Et l’hôte se lança dans un pittoresque récit que Pardaillan écouta très attentivement.


– Mais figurez-vous, mon gentilhomme, dit-il en terminant, figurez-vous que ce palais qu’on croyait désert depuis Lucrèce Borgia était habité… et qui plus est, habité par un personnage considérable, une femme… une femme, monsieur, sur laquelle courent toutes sortes de bruits et qui était une façon de rebelle, en révolte ouverte contre l’autorité de notre Saint-Père…


– Vous dites «qui était».


– C’est que cette femme a péri dans les flammes, monsieur, à ce que tout le monde assure.


Pardaillan se détourna vivement, tandis que l’hôte continuait son élégante narration.


Le chevalier avait senti qu’il devenait tout pâle. Ainsi Fausta était morte!… Morte de cette mort effrayante dans le brasier allumé par elle pour lui!… Pendant quelques minutes, Pardaillan demeura pensif, donnant un dernier souvenir à celle qui avait voulu le tuer, mais qui l’avait aimé. Puis, il secoua la tête en murmurant:


– Morte Fausta, mort le passé… tâchons de regarder dans l’avenir! Lorsqu’il fut à cheval, l’hôte lui offrit lui-même le coup de l’étrier, un verre d’un certain vin de Bourgogne qu’il gardait pour les grandes circonstances. Une demi-heure plus tard, Pardaillan trottait sur le chemin du retour.


Fausta n’était pas morte. Au moment où Pardaillan s’éloignait de Rome, elle était enfermée et gardée à vue dans une chambre du château Saint-Ange avec sa suivante Myrthis. Myrthis, après avoir mis le feu aux fascines accumulées au rez-de-chaussée, était sortie en fermant les portes, selon les instructions qu’elle avait reçues et avait attendu sa maîtresse, devant une porte basse de l’aile gauche que le feu ne pouvait que difficilement gagner.
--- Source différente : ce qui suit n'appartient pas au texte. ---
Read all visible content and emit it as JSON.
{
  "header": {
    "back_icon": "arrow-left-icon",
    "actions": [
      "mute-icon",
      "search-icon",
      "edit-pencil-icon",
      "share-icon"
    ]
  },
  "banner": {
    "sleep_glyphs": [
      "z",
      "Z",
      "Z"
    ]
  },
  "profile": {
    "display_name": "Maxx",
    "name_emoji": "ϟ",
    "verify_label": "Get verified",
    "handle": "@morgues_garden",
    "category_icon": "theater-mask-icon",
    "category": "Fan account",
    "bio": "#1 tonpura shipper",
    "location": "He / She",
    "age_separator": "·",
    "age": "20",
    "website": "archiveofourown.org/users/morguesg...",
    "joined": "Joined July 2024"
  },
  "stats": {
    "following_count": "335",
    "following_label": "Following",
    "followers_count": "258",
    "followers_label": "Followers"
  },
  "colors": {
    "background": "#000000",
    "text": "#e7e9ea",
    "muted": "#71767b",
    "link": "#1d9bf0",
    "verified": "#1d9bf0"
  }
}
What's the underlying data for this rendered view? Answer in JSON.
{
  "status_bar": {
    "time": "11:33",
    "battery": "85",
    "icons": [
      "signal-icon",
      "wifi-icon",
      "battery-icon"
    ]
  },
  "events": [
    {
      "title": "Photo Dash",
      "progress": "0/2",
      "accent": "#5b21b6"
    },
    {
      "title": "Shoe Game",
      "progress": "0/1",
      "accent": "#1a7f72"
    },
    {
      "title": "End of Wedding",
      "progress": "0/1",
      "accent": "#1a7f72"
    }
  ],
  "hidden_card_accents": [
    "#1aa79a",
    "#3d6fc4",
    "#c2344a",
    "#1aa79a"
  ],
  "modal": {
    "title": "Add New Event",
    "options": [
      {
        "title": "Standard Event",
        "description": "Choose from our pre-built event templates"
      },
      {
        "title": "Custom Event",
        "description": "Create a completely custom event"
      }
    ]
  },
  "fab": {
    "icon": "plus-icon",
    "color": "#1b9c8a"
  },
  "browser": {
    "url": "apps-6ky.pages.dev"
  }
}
L’incendie se déclara. La foule accourut, et, naturellement, se porta vers la façade où le feu était dans toute sa force. La suivante vit bien quelques louches figures rôder autour d’elle, mais dans l’angoisse de ce qui allait se passer, elle n’y prêta aucune attention. Cependant, peu à peu, le feu commençait à gagner l’aile gauche, et Myrthis se désespérait lorsque la porte basse s’ouvrit, Fausta parut, et rejoignit aussitôt Myrthis.


À ce moment, ces gens qui avaient rôdé autour de la suivante s’approchèrent vivement, enveloppèrent les deux femmes, et l’un d’eux, passant sa main sur l’épaule de Fausta, lui dit à voix basse:


– Vous êtes la princesse Fausta! Depuis huit jours, nous surveillons le palais. Au nom de Sa Sainteté, madame, je vous arrête. Veuillez nous suivre sans scandale, si vous voulez garder quelque chance de vous entendre avec le Saint-Père.


Fausta leva un regard flamboyant vers le ciel menaçant où l’incendie mettait l’effroyable splendeur de son immense lueur de brasier… en même temps, elle fut entraînée.